Coding Specifications
| Modifier | Description | When to Use |
|---|---|---|
22 | Increased procedural services | Use when work required is substantially greater than typically required for the service, documented with justification and time/effort details. |
| 23 | Unusual anesthesia | Use when an anesthesia service was required for a procedure that usually does not require anesthesia; rarely applicable to consult-only home visits.
| 52 | Reduced services | Use when the service performed is partially reduced or eliminated at the physician's discretion — e.g., abbreviated visit vs. full evaluation.
| 53 | Discontinued procedure | Use when the planned service was started but terminated due to patient condition or safety concerns.
| 54 | Surgical care only | Use when the billing provider is responsible only for the surgical portion; not commonly applied to M1144 but included for consults around procedures.
| 55 | Postoperative management only | Use when the provider bills only for post-op care; may apply when M1144 documents a one-time post-op consult with no ongoing care.
| 56 | Preoperative management only | Use when only preoperative evaluation is provided and ongoing care is not indicated.
| 62 | Two surgeons | Use when two surgeons work together as primary surgeons on a procedure; seldom used with consult-only home visits.
| AS | Physician assistant, nurse practitioner, or clinical nurse specialist services for assistant at surgery | Use when an advanced practice clinician serves as an assistant at surgery; not typical but included for completeness.
| CO | Managed care plan | Use to indicate services billed under a specific managed care plan when required by payer reporting rules.
| CQ | Service furnished by an assistant surgeon (non-physician) | Use when a non-physician assistant provides surgical assistance; rarely applicable to M1144.
| FX | Single limb/segment | Use in orthopedics to indicate single-level/limb fixation; uncommon for consult-only visits.
| FY | Multiple limbs/segments | Use in orthopedics when multiple levels are involved; uncommon for this code.
| QK | Medical direction of two, three, or four technicians | Use when the physician medically directs multiple assistants/techs during a procedure; unlikely for a single consultation.

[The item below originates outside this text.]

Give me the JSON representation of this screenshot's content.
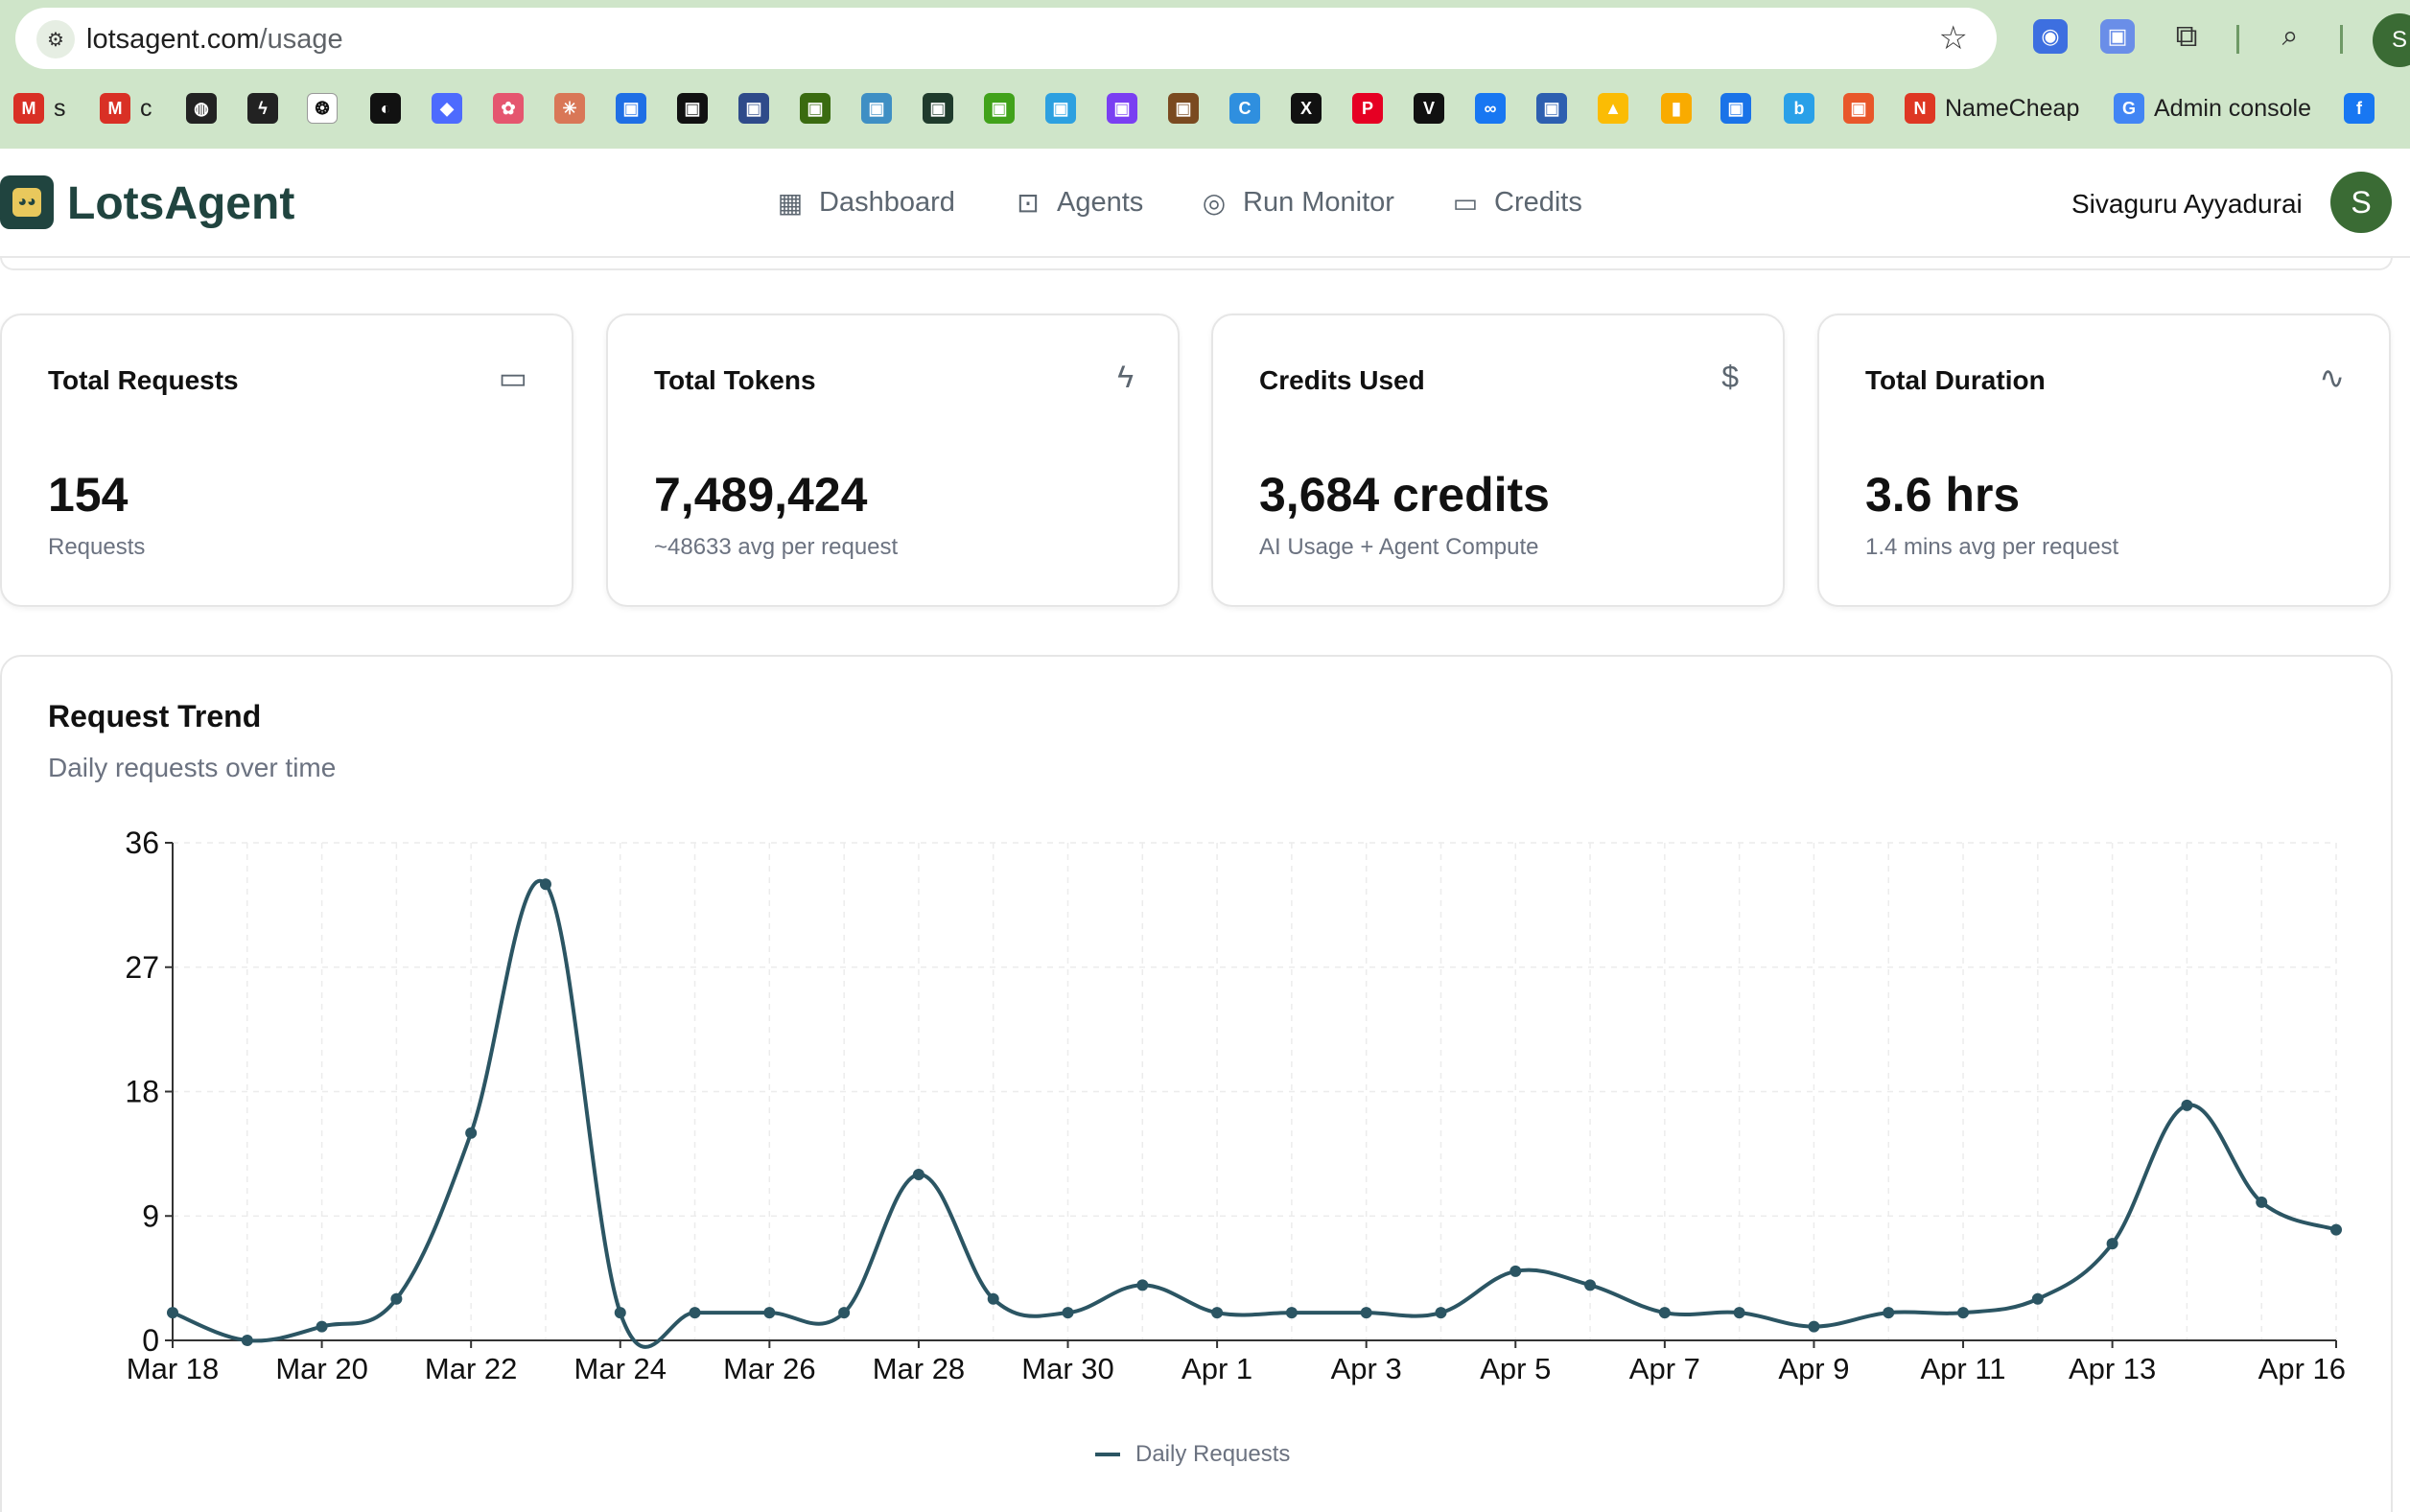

| QX | CRNA service with medical direction | Use when a certified registered nurse anesthetist provides service under medical direction; not typical for M1144.
| Taxonomy Code | Specialty | Notes |
|---|---|---|
2084P0800X | Physical Therapist | Most common provider performing home program instruction and short-term skilled therapy visits. |
| 332B00000X | Occupational Therapist | Frequently provides home program training focused on activities of daily living and adaptive equipment recommendations.
| 103T00000X | Speech-Language Pathologist | May provide one-time swallowing or communication consults with recommendations and home programs.
| 207L00000X | Emergency Medicine Physician | May provide consultation in the ED with disposition to home program only; documents single-encounter care.
| 207K00000X | Surgeon | May provide a surgical consultation or post-op single visit where ongoing care is not indicated.
Related Diagnoses
| ICD-10 Code | Description | Clinical Relevance |
|---|---|---|
| Data not available in the input. |
Related CPT Codes
| CPT Code | Description | Relationship to This Procedure |
|---|---|---|
97110 | Therapeutic exercises to develop strength, endurance, range of motion and flexibility (each 15 minutes) | Commonly provided during an initial visit to teach a home exercise program; may be documented even if only 1–2 visits occur before referral. |
| 97112 | Neuromuscular reeducation of movement, balance, coordination (each 15 minutes) | May be used for focused reeducation during a single consult visit in the home setting.
| 97530 | Therapeutic activities, direct one-on-one (each 15 minutes) | Used for functional task practice during a consultation visit where a home program is developed.
| 99499 | Unlisted evaluation and management service | Occasionally used for atypical single encounters when standard E/M coding does not reflect the consult complexity; documentation must justify use.
| 99341 | Home visit for evaluation and management of a new patient, typically 20 minutes | Used when a clinician performs a new patient home visit that constitutes the consultation documented by M1144.